Read More: Medication Abortion Is Still the Most Common Type

Dr. Caitlin Gustafson—a family physician, abortion provider, and president of the Idaho Coalition for Safe Healthcare Foundation—says the state’s near-total ban leaves doctors struggling to parse through the laws when they’re trying to provide critical care to patients. When a patient experiences a medical emergency, delays in care can be dangerous and lead to other complications, Gustafson says. For instance, if a pregnant patient is hemorrhaging, and their health deteriorates, the patient’s condition could worsen to a point where their future fertility is at risk. 

“Without EMTALA, we are forced into a situation where we have to wait. ‘Are they sick enough?’ The law in Idaho says we may intervene with abortion care if it is to prevent the death. Well, that is a continuum, right? There is not a moment in which a patient holds up a sign and says, ‘Now is the moment where this is life-threatening,’” Gustafson says. (Gustafson is a St. Luke’s employee, but gave this interview as a representative of the Idaho Coalition for Safe Healthcare Foundation.)

Kayla Smith’s experience with Idaho’s near-total abortion ban was part of the reason she and her family moved out of Idaho to Washington State. In 2022, when Smith was around 18-19 weeks pregnant with her second baby, her ultrasound revealed that her baby had several serious fetal anomalies. Doctors said her baby likely wouldn’t survive birth. They were also concerned that continuing the pregnancy would be dangerous for Smith and put her at risk of developing preeclampsia, since she had experienced the condition while pregnant with her first child.

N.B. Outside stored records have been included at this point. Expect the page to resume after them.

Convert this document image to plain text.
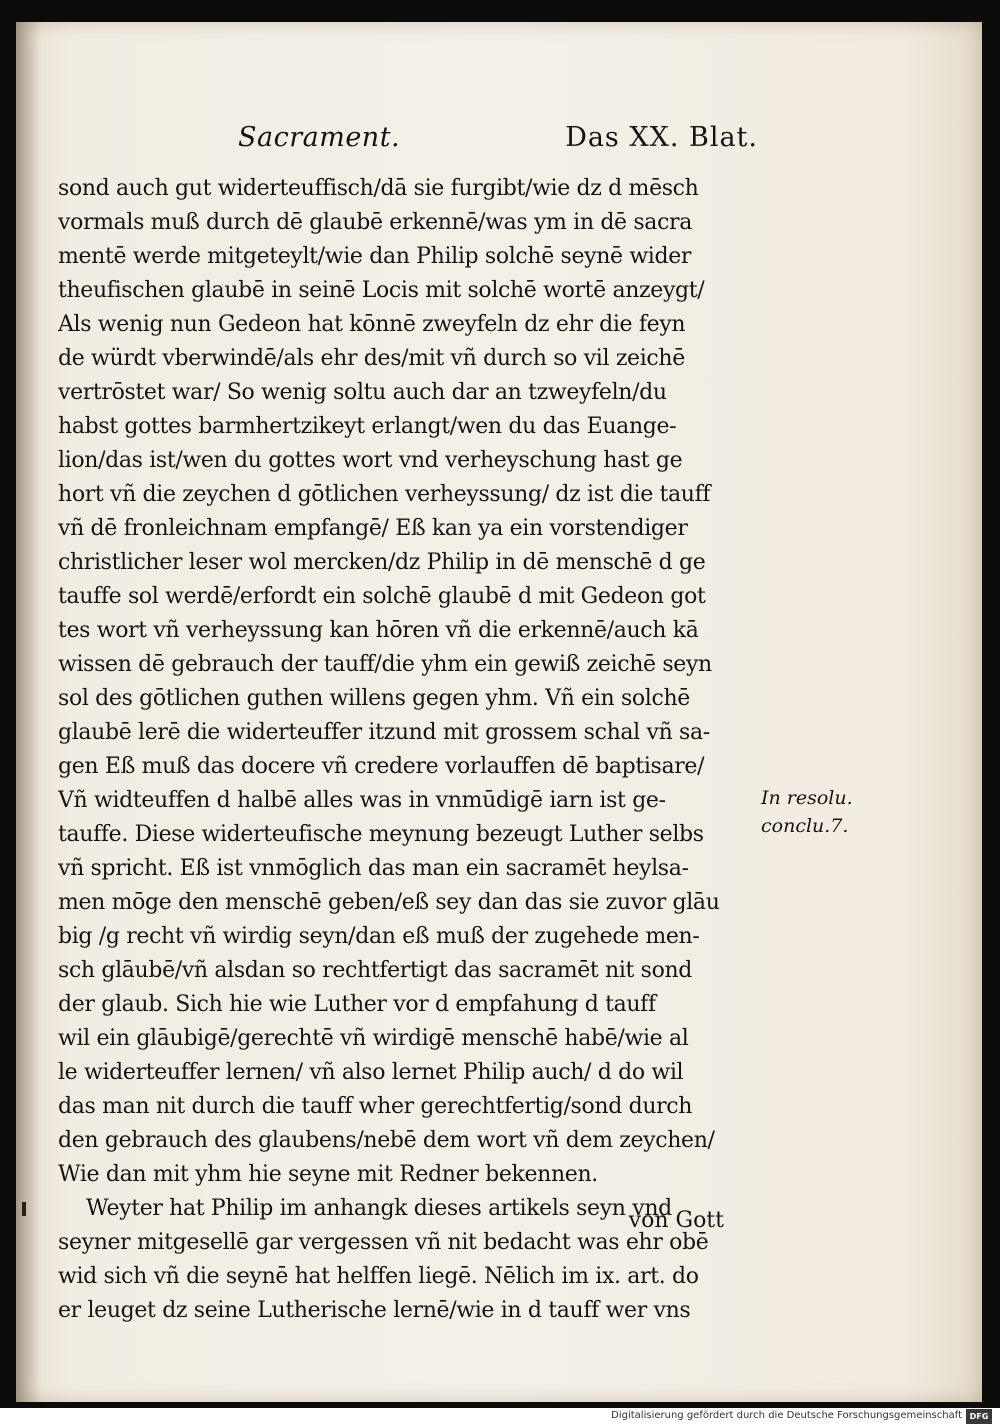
Sacrament.	Das XX. Blat.
sond auch gut widerteuffisch/dā sie furgibt/wie dz d mēsch
vormals muß durch dē glaubē erkennē/was ym in dē sacra
mentē werde mitgeteylt/wie dan Philip solchē seynē wider
theufischen glaubē in seinē Locis mit solchē wortē anzeygt/
Als wenig nun Gedeon hat kōnnē zweyfeln dz ehr die feyn
de würdt vberwindē/als ehr des/mit vñ durch so vil zeichē
vertrōstet war/ So wenig soltu auch dar an tzweyfeln/du
habst gottes barmhertzikeyt erlangt/wen du das Euange-
lion/das ist/wen du gottes wort vnd verheyschung hast ge
hort vñ die zeychen d gōtlichen verheyssung/ dz ist die tauff
vñ dē fronleichnam empfangē/ Eß kan ya ein vorstendiger
christlicher leser wol mercken/dz Philip in dē menschē d ge
tauffe sol werdē/erfordt ein solchē glaubē d mit Gedeon got
tes wort vñ verheyssung kan hōren vñ die erkennē/auch kā
wissen dē gebrauch der tauff/die yhm ein gewiß zeichē seyn
sol des gōtlichen guthen willens gegen yhm. Vñ ein solchē
glaubē lerē die widerteuffer itzund mit grossem schal vñ sa-
gen Eß muß das docere vñ credere vorlauffen dē baptisare/
Vñ widteuffen d halbē alles was in vnmūdigē iarn ist ge-
tauffe. Diese widerteufische meynung bezeugt Luther selbs
vñ spricht. Eß ist vnmōglich das man ein sacramēt heylsa-
men mōge den menschē geben/eß sey dan das sie zuvor glāu
big /g recht vñ wirdig seyn/dan eß muß der zugehede men-
sch glāubē/vñ alsdan so rechtfertigt das sacramēt nit sond
der glaub. Sich hie wie Luther vor d empfahung d tauff
wil ein glāubigē/gerechtē vñ wirdigē menschē habē/wie al
le widerteuffer lernen/ vñ also lernet Philip auch/ d do wil
das man nit durch die tauff wher gerechtfertig/sond durch
den gebrauch des glaubens/nebē dem wort vñ dem zeychen/
Wie dan mit yhm hie seyne mit Redner bekennen.
Weyter hat Philip im anhangk dieses artikels seyn vnd
seyner mitgesellē gar vergessen vñ nit bedacht was ehr obē
wid sich vñ die seynē hat helffen liegē. Nēlich im ix. art. do
er leuget dz seine Lutherische lernē/wie in d tauff wer vns
In resolu.
conclu.7.
von Gott
Digitalisierung gefördert durch die Deutsche Forschungsgemeinschaft DFG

But because Idaho’s near-total ban on abortion had just gone into effect, Smith was forced to travel out of state to Washington to receive abortion care.

Smith remembers asking her doctor a series of “what if” questions. What if she carried to term? What would that look like? What if she did develop preeclampsia? “The deciding point for me was during that appointment. I wanted to do the most humane thing for [my baby], but also [I realized] that my life was at risk because [the doctor] looked at me and was like, ‘I don’t know how sick you have to be with preeclampsia before we can induce you,’” Smith says.

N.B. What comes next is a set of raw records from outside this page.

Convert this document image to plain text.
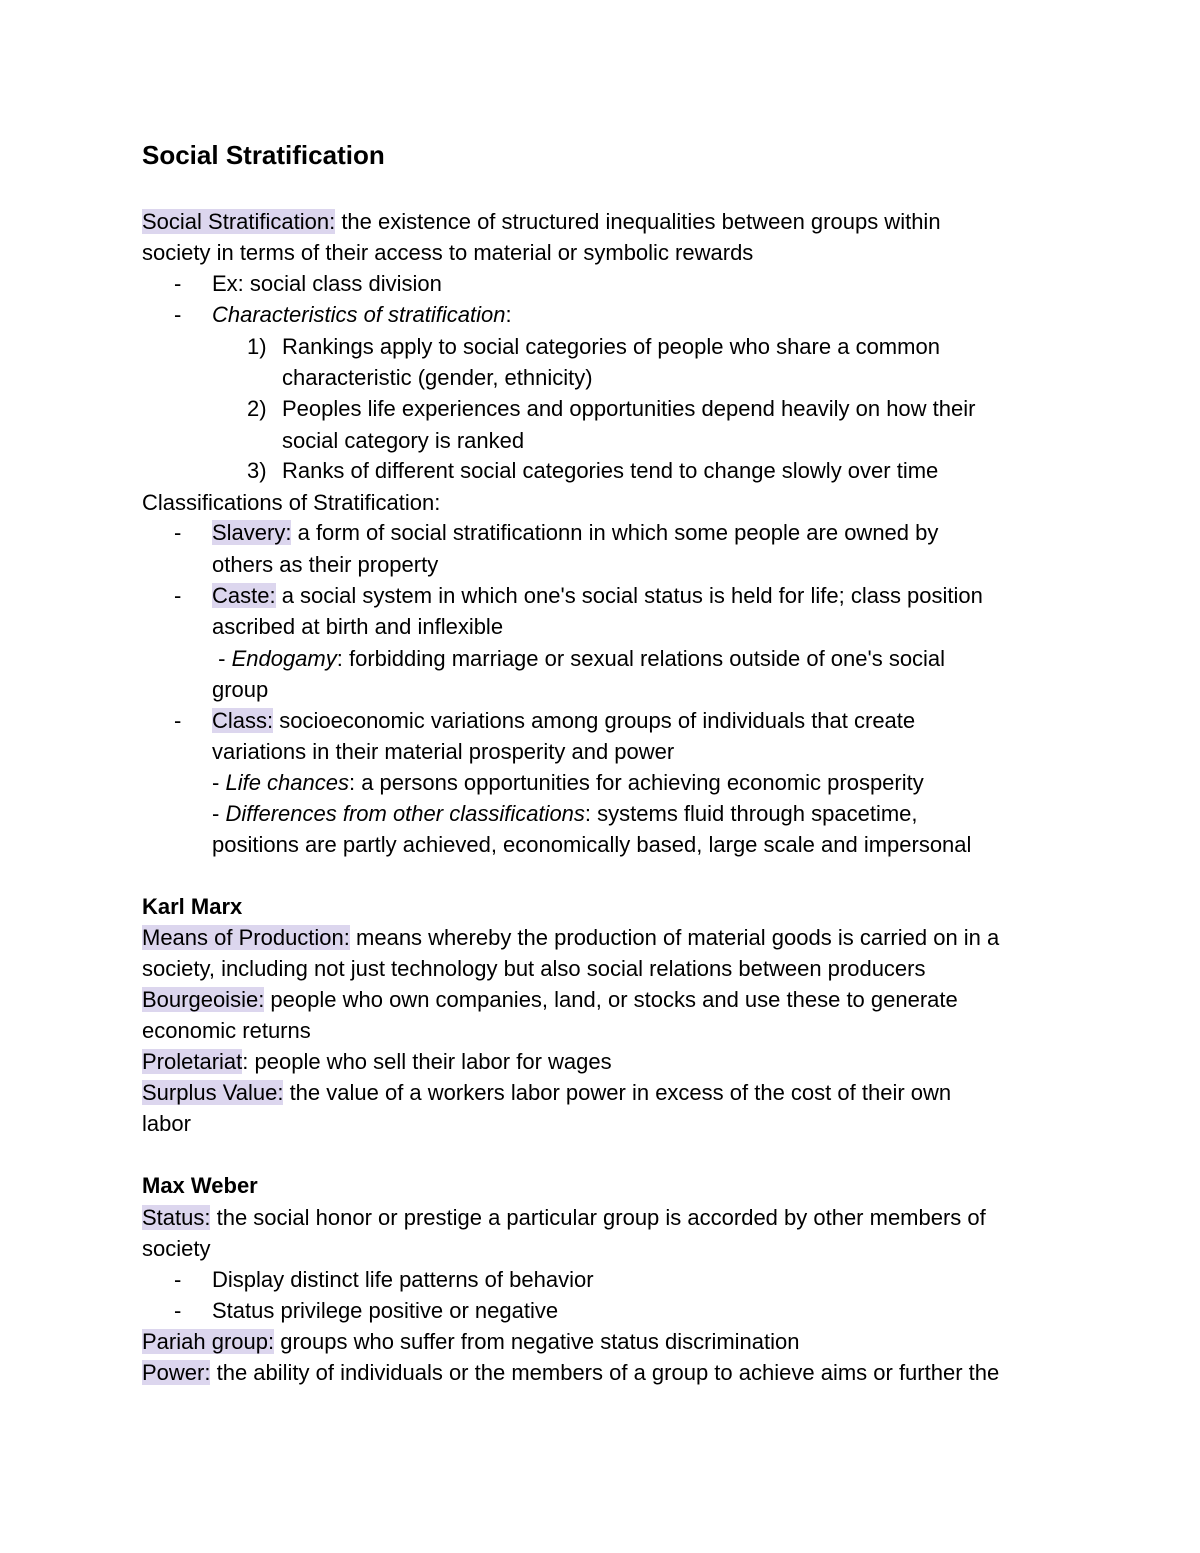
Social Stratification
Social Stratification: the existence of structured inequalities between groups within
society in terms of their access to material or symbolic rewards
- Ex: social class division
- Characteristics of stratification:
1) Rankings apply to social categories of people who share a common
characteristic (gender, ethnicity)
2) Peoples life experiences and opportunities depend heavily on how their
social category is ranked
3) Ranks of different social categories tend to change slowly over time
Classifications of Stratification:
- Slavery: a form of social stratificationn in which some people are owned by
others as their property
- Caste: a social system in which one's social status is held for life; class position
ascribed at birth and inflexible
- Endogamy: forbidding marriage or sexual relations outside of one's social
group
- Class: socioeconomic variations among groups of individuals that create
variations in their material prosperity and power
- Life chances: a persons opportunities for achieving economic prosperity
- Differences from other classifications: systems fluid through spacetime,
positions are partly achieved, economically based, large scale and impersonal
Karl Marx
Means of Production: means whereby the production of material goods is carried on in a
society, including not just technology but also social relations between producers
Bourgeoisie: people who own companies, land, or stocks and use these to generate
economic returns
Proletariat: people who sell their labor for wages
Surplus Value: the value of a workers labor power in excess of the cost of their own
labor
Max Weber
Status: the social honor or prestige a particular group is accorded by other members of
society
- Display distinct life patterns of behavior
- Status privilege positive or negative
Pariah group: groups who suffer from negative status discrimination
Power: the ability of individuals or the members of a group to achieve aims or further the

Smith, who is a plaintiff in a separate lawsuit against Idaho requesting that the court clarify and expand the medical emergency exceptions under the state’s abortion ban, says she knows she was privileged to be able to travel out of state to obtain the care she needed, as that option is not available to others. For Smith—who has since become an advocate for the reproductive rights advocacy nonprofit Free & Just—the reality of the Trump Administration dropping the EMTALA lawsuit is “devastating.”

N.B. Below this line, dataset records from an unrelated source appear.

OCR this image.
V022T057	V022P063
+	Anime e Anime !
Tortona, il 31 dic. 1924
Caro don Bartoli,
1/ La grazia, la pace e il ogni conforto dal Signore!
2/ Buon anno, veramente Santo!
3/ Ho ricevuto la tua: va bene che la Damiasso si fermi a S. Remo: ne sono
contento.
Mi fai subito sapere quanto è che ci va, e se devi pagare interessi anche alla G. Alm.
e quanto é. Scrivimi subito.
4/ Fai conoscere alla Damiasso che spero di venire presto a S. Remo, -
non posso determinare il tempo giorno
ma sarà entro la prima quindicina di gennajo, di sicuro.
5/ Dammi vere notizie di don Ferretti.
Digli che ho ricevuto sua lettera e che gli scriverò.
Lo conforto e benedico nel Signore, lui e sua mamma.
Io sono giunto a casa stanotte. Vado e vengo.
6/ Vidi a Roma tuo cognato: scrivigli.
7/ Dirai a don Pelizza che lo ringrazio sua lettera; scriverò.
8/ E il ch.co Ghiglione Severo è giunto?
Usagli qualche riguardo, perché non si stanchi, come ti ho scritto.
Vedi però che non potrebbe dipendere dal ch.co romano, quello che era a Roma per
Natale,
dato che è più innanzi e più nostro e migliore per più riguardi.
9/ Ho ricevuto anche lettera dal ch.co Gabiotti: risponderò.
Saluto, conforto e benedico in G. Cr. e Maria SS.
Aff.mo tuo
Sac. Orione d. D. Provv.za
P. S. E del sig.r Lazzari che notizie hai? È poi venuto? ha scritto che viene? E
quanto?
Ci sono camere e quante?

“I’m really afraid for women right now,” she says. “We don’t know what’s going to happen.”

Smith, Gustafson, and Wintrow say they are all grateful to St. Luke’s for taking over the case. Wintrow says “it took great courage to do so,” adding that the health system “saw the writing on the wall” with the new Administration and preemptively filed its lawsuit to try and protect pregnant people’s access to emergency abortion care in Idaho.

Smith says that if the courts side against St. Luke’s, “women are going to die.” She and Wintrow also say that the Trump Administration dropping the lawsuit has implications beyond Idaho, and fear that it might embolden other states to restrict emergency abortion care.

“This is not just going to affect Idaho,” Smith says. “I really feel like this has given the green light to those other red states who have abortion bans to also just dismiss EMTALA completely.”